We’ve all had those moments when you look in the refrigerator and say, “how did I end up with so much ______?” With me it was ginger. I had what seemed like tons of the stuff. So what to do with it? I decided to prepare a ginger-flavored rice to go with a few of the Asian dishes I had planned for the week. We eat a lot of Asian food, probably because it can be prepared relatively quickly, aside from what my husband refers to as “choppy choppy.” Translated that means chopping vegetables and other ingredients for a recipe.
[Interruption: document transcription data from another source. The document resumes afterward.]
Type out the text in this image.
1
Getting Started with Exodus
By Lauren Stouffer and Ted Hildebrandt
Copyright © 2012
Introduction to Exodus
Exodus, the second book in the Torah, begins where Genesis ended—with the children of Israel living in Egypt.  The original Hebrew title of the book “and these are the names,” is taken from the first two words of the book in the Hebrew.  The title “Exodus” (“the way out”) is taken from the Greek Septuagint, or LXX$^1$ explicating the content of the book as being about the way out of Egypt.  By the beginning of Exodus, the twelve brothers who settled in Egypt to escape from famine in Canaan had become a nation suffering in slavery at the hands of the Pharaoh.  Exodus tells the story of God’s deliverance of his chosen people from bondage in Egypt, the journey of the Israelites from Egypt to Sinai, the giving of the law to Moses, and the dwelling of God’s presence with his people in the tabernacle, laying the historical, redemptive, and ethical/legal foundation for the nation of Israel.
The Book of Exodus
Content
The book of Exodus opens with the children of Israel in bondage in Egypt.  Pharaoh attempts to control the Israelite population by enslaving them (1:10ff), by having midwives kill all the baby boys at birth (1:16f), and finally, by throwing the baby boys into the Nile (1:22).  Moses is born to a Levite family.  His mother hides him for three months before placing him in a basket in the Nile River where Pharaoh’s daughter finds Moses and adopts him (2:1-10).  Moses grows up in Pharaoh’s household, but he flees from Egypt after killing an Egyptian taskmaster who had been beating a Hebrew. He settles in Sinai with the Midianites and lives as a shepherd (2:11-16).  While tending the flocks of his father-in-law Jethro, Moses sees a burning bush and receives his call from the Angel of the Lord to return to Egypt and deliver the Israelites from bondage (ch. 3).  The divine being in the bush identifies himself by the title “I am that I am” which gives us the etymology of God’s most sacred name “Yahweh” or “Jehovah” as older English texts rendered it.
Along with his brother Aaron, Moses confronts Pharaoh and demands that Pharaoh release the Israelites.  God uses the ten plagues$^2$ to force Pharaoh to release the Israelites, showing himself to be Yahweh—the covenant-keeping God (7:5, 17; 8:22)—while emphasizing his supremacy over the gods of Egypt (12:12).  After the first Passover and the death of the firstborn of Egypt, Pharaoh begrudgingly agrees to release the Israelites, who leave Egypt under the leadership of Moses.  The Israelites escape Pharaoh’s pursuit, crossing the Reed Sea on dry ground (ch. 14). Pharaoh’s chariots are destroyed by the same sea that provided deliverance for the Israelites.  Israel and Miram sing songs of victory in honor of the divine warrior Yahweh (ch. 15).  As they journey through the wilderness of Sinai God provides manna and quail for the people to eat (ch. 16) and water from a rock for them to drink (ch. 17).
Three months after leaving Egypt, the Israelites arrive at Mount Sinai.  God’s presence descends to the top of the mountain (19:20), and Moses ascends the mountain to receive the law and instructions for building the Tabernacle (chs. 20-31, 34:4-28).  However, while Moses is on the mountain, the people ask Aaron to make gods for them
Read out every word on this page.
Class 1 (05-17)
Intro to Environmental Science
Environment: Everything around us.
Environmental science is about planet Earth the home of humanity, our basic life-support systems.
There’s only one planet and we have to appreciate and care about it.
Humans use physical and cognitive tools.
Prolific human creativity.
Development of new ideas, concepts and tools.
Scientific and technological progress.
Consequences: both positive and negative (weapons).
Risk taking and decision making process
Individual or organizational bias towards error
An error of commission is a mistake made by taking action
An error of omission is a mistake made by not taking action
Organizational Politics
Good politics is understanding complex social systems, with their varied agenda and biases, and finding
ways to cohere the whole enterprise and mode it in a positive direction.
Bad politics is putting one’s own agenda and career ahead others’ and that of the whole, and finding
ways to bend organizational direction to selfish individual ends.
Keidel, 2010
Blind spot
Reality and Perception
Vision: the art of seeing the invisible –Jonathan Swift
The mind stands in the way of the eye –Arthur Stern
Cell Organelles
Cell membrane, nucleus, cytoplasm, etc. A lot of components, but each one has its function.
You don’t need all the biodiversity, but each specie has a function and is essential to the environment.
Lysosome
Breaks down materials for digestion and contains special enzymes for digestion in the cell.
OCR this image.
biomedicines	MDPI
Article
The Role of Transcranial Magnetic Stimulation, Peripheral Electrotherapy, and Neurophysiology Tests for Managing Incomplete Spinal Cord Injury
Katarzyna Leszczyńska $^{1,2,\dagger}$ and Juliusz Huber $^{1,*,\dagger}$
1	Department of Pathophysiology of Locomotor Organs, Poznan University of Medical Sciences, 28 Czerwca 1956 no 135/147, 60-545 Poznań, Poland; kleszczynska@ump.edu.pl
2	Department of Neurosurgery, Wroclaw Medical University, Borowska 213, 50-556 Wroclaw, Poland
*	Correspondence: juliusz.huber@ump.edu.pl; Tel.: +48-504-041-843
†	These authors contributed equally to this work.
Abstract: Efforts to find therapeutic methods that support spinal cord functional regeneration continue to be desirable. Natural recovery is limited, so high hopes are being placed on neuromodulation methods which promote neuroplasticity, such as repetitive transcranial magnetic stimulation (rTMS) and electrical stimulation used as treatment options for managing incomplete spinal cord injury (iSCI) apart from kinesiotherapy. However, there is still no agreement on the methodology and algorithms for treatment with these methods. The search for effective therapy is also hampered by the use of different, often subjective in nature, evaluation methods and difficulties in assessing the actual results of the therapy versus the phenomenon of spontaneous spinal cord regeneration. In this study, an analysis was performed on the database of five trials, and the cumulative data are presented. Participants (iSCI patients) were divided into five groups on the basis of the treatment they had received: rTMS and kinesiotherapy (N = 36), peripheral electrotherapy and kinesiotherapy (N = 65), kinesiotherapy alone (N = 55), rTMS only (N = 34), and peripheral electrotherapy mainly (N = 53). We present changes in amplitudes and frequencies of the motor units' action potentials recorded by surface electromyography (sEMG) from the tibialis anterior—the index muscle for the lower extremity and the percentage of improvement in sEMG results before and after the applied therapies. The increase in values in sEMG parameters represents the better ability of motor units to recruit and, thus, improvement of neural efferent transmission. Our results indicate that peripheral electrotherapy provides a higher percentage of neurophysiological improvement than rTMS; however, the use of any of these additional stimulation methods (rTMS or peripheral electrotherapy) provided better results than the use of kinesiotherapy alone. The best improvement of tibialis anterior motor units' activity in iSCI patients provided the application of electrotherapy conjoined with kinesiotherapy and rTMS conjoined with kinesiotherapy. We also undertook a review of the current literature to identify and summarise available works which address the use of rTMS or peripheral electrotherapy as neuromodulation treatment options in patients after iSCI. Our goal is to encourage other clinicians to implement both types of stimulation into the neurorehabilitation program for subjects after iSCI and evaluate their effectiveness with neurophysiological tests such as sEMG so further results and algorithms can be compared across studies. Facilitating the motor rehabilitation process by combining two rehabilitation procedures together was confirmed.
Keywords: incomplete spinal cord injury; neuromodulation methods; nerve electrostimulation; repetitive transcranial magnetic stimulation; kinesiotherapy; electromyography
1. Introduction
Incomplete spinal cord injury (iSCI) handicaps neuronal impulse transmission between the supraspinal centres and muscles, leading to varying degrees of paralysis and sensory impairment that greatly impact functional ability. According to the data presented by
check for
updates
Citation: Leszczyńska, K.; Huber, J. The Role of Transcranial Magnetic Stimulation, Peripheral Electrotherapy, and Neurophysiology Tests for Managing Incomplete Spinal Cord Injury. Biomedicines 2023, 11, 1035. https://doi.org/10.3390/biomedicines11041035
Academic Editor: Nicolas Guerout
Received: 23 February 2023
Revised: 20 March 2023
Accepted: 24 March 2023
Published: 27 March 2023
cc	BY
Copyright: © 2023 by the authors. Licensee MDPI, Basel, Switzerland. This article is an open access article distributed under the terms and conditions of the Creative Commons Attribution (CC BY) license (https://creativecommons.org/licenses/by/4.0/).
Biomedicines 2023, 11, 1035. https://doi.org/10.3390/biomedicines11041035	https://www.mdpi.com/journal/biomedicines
The rice turned out great and really complemented the stir fry and the curry I prepared later.
For such a gnarly and, dare I say ugly, tuber, ginger packs a huge wallop of flavor. I fell in love with ginger in Santa Fe, New Mexico, of all places. I went to Café Pasqual’s for breakfast and had a glass for fresh pineapple juice flavored with ginger, and I’ve never forgotten it. Yes, I’m one of those people that remember aspects of a certain meal decades later. Hmmm.
Plain white rice certainly has its place in the food world. Many cultures have been eating it for centuries. However, when it starts to seem a little ho-hum, try flavoring it with some ginger to wake up those taste buds.
I recommend you grate the ginger with a Microplane-type grater. If you don’t have one, you might want to consider getting one – it’s one of the most useful kitchen tools there is. However, you can also chop the ginger very finely with a knife. Feel free to cook this with stock or even coconut milk instead of water for extra flavor. You could also use brown rice, but you will need to increase the water to 2 1/2 cups and the cooking time to 45 minutes. Some finely sliced scallions or some toasted sesame seeds (or both) would be a nice garnish.
2-inch piece fresh ginger
2 tablespoons butter
1 cup white rice
2 cups water
1/2 teaspoon salt
Peel and grate the ginger. Melt the butter in a medium sauce pan over medium heat. Add the ginger and cook until fragrant, about 1 minute.
Add the rice to the pan and stir to coat the grains with butter and ginger bits. Quickly add the water to avoid burning the ginger; then add the salt. Stir to blend.
Raise the heat to high and bring the rice mixture to a boil. Then lower so that the rice is barely simmering, cover and cook until rice is done, about 20 minutes.